Fewer cars – some 31,000 – rolled out of Britain's showrooms last month than in March 2010, despite the boost from the new registration plate.
Sales dropped by 7.9 per cent, according to the latest figures published by the Society of Motor Manufacturers and Traders (SMMT) yesterday. But the automotive market is less gloomy than it seems. Not only has the pace of decline flattened over the last two months, but March is a sharp improvement on the 11.5 per cent fall seen in January.
The numbers are also skewed by the tag end of the Government's scrappage-incentive scheme last year. With scrappage stripped out, car sales show a 5.9 per cent expansion in March, beating industry expectations, the SMMT said.

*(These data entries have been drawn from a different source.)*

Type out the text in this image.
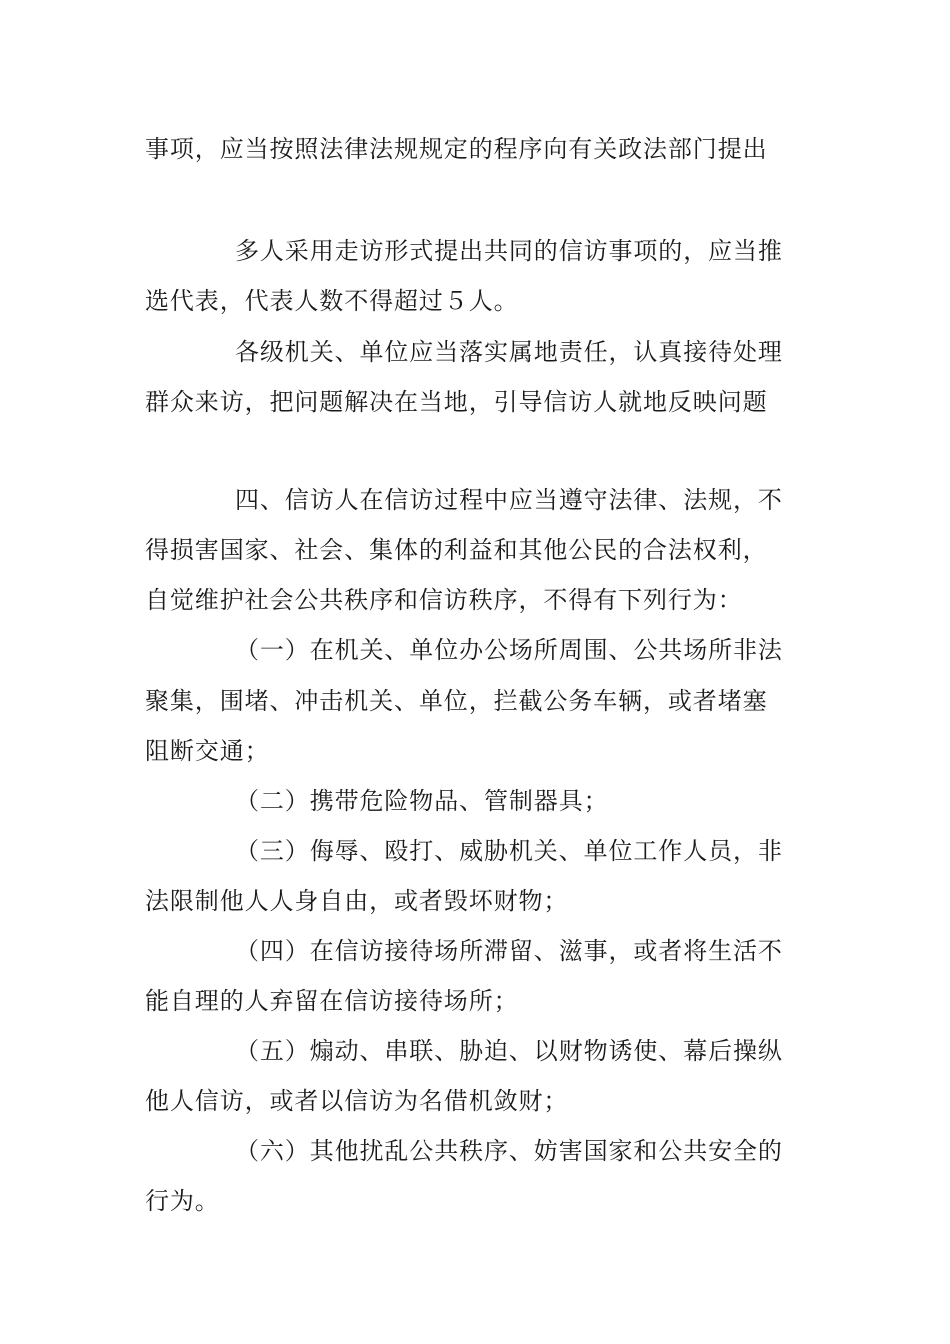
事项，应当按照法律法规规定的程序向有关政法部门提出
多人采用走访形式提出共同的信访事项的，应当推
选代表，代表人数不得超过５人。
各级机关、单位应当落实属地责任，认真接待处理
群众来访，把问题解决在当地，引导信访人就地反映问题
四、信访人在信访过程中应当遵守法律、法规，不
得损害国家、社会、集体的利益和其他公民的合法权利，
自觉维护社会公共秩序和信访秩序，不得有下列行为：
（一）在机关、单位办公场所周围、公共场所非法
聚集，围堵、冲击机关、单位，拦截公务车辆，或者堵塞
阻断交通；
（二）携带危险物品、管制器具；
（三）侮辱、殴打、威胁机关、单位工作人员，非
法限制他人人身自由，或者毁坏财物；
（四）在信访接待场所滞留、滋事，或者将生活不
能自理的人弃留在信访接待场所；
（五）煽动、串联、胁迫、以财物诱使、幕后操纵
他人信访，或者以信访为名借机敛财；
（六）其他扰乱公共秩序、妨害国家和公共安全的
行为。
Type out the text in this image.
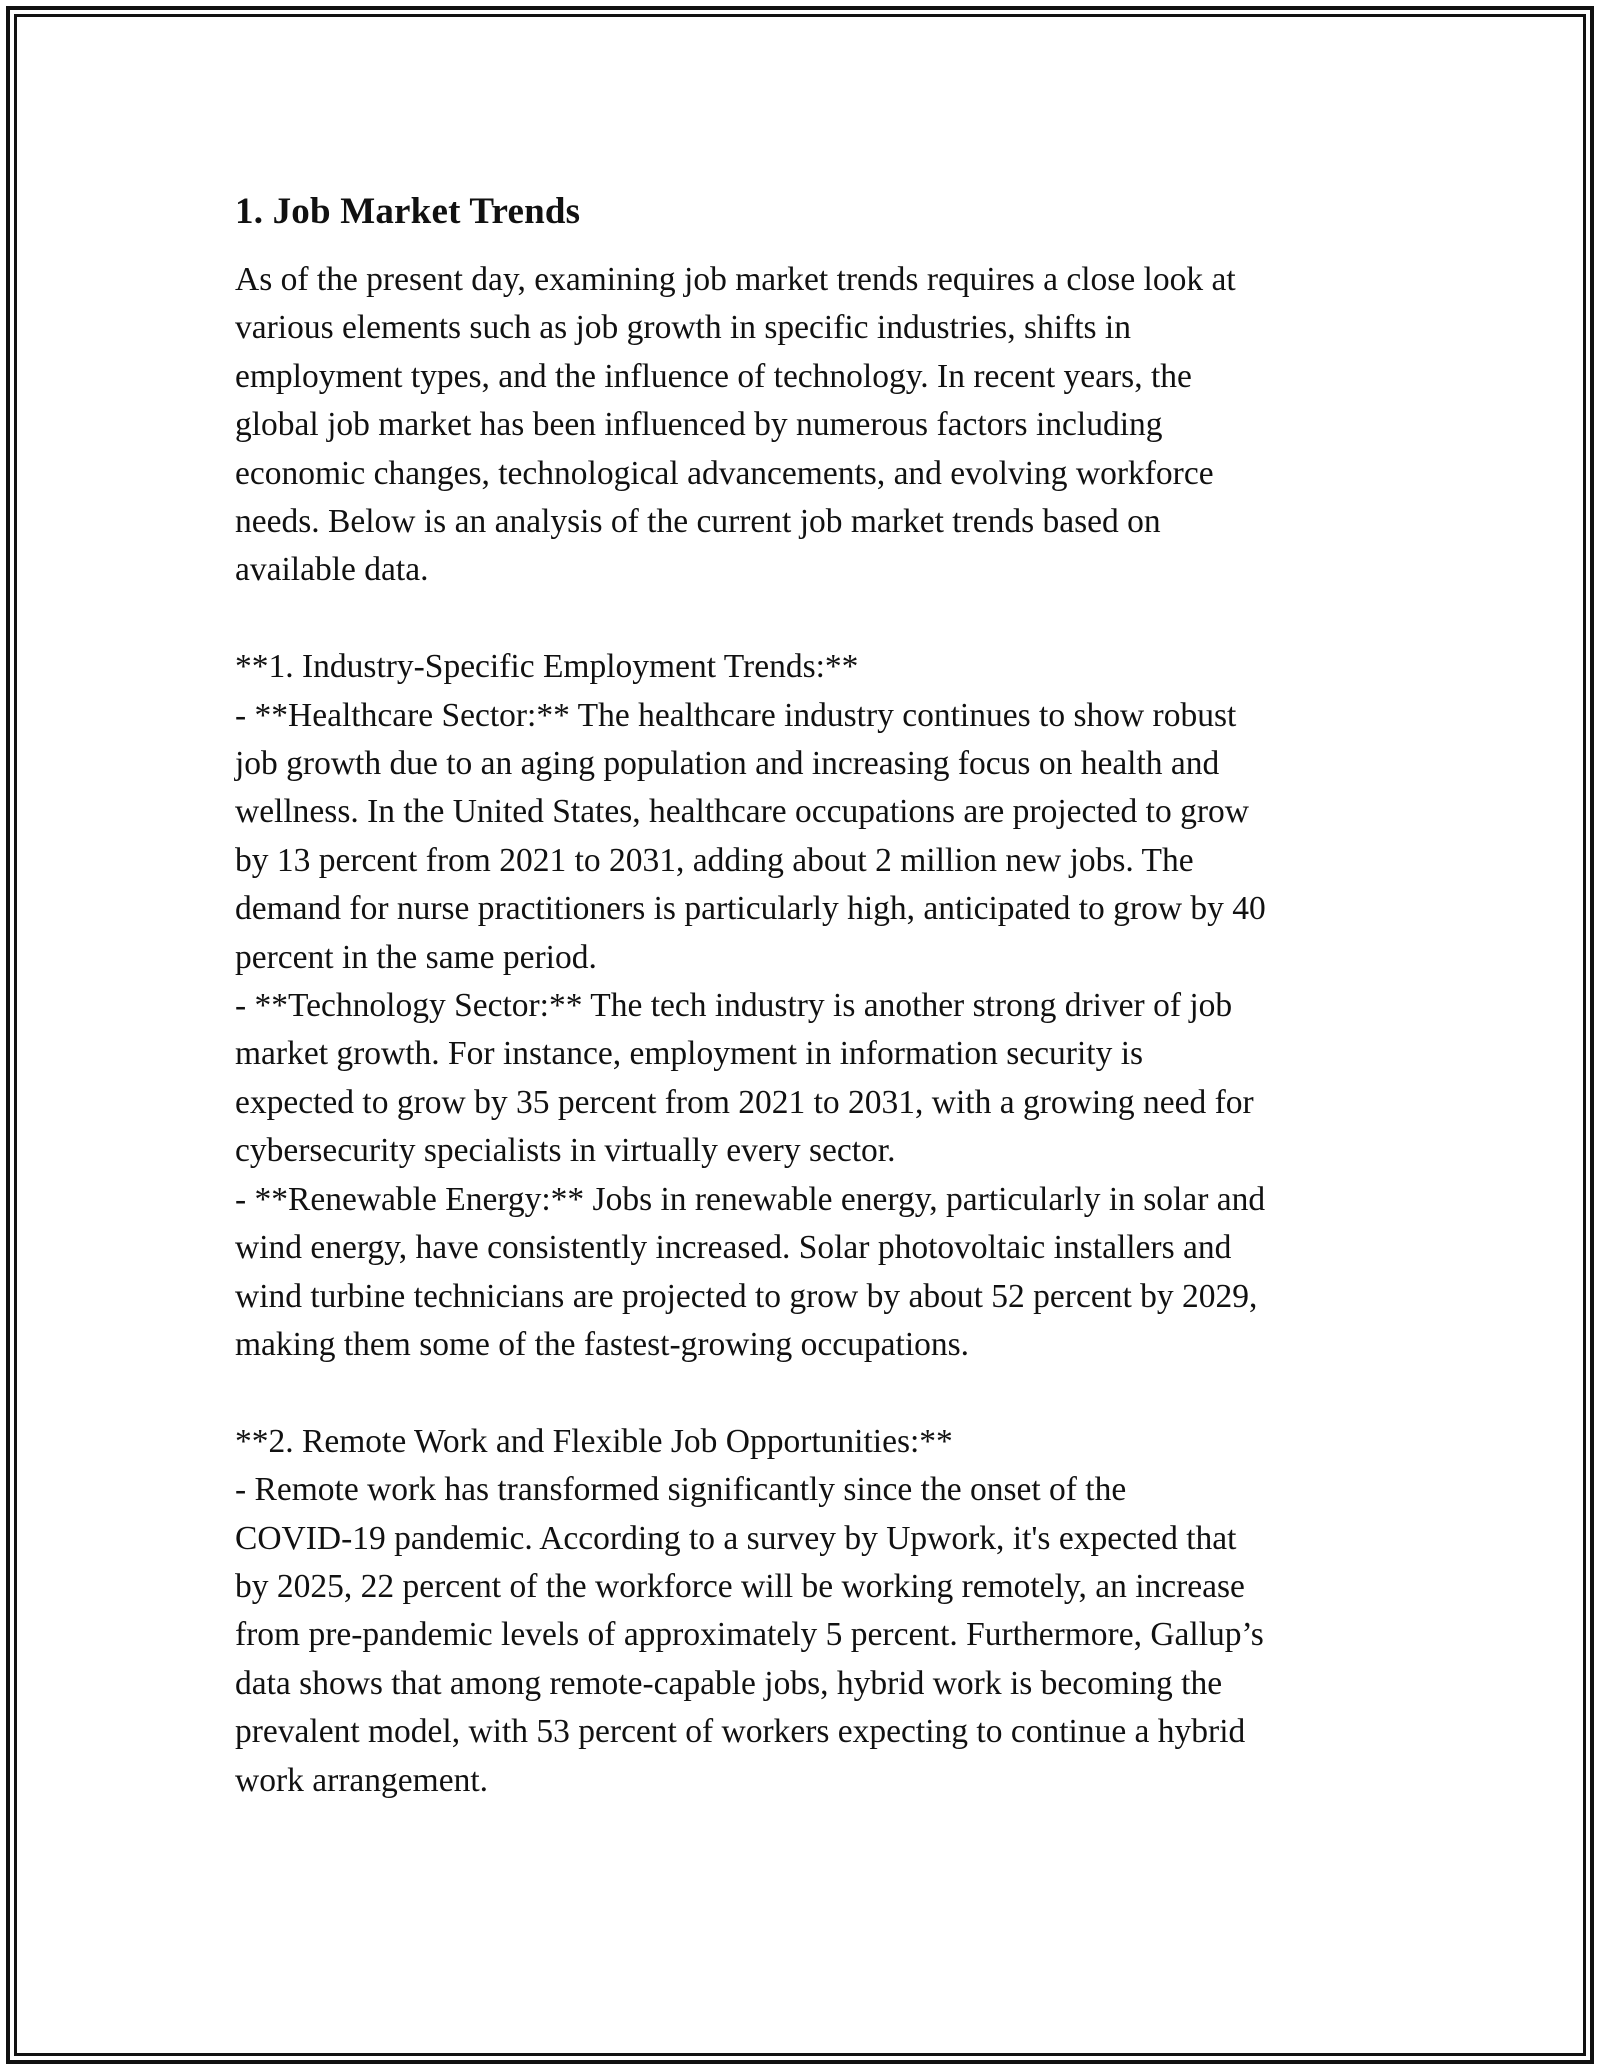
1. Job Market Trends
As of the present day, examining job market trends requires a close look at
various elements such as job growth in specific industries, shifts in
employment types, and the influence of technology. In recent years, the
global job market has been influenced by numerous factors including
economic changes, technological advancements, and evolving workforce
needs. Below is an analysis of the current job market trends based on
available data.
**1. Industry-Specific Employment Trends:**
- **Healthcare Sector:** The healthcare industry continues to show robust
job growth due to an aging population and increasing focus on health and
wellness. In the United States, healthcare occupations are projected to grow
by 13 percent from 2021 to 2031, adding about 2 million new jobs. The
demand for nurse practitioners is particularly high, anticipated to grow by 40
percent in the same period.
- **Technology Sector:** The tech industry is another strong driver of job
market growth. For instance, employment in information security is
expected to grow by 35 percent from 2021 to 2031, with a growing need for
cybersecurity specialists in virtually every sector.
- **Renewable Energy:** Jobs in renewable energy, particularly in solar and
wind energy, have consistently increased. Solar photovoltaic installers and
wind turbine technicians are projected to grow by about 52 percent by 2029,
making them some of the fastest-growing occupations.
**2. Remote Work and Flexible Job Opportunities:**
- Remote work has transformed significantly since the onset of the
COVID-19 pandemic. According to a survey by Upwork, it's expected that
by 2025, 22 percent of the workforce will be working remotely, an increase
from pre-pandemic levels of approximately 5 percent. Furthermore, Gallup’s
data shows that among remote-capable jobs, hybrid work is becoming the
prevalent model, with 53 percent of workers expecting to continue a hybrid
work arrangement.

"Despite a dip versus 2010, the market remains on course to meet forecasts for the year with motorists buying increasingly fuel-efficient and low-emitting vehicles," Paul Everitt, the SMMT's chief executive, said.
Over the first three months of the year, registrations were down by 8.7 per cent.
Industry forecasts predict declines will continue into the second quarter before stabilising sometime in the second half to show a net annual decline of 5 per cent.
Fleet and business car-buying both showed healthy growth last month – rising 1.3 per cent and 12.7 per cent respectively. But private purchases dropped by a savage 17 per cent as consumers wrestle with tax hikes, rising inflation, public spending cuts and soaring petrol prices.
"Although the overall March performance was pretty respectable, it is notable that private car sales were again weak, reflecting the serious pressure that households are under," Howard Archer, the chief economist at IHS Global Insight, said.
"There have recently been mounting signs that consumers are reining in their spending and many are likely to think very hard before splashing out on a new car."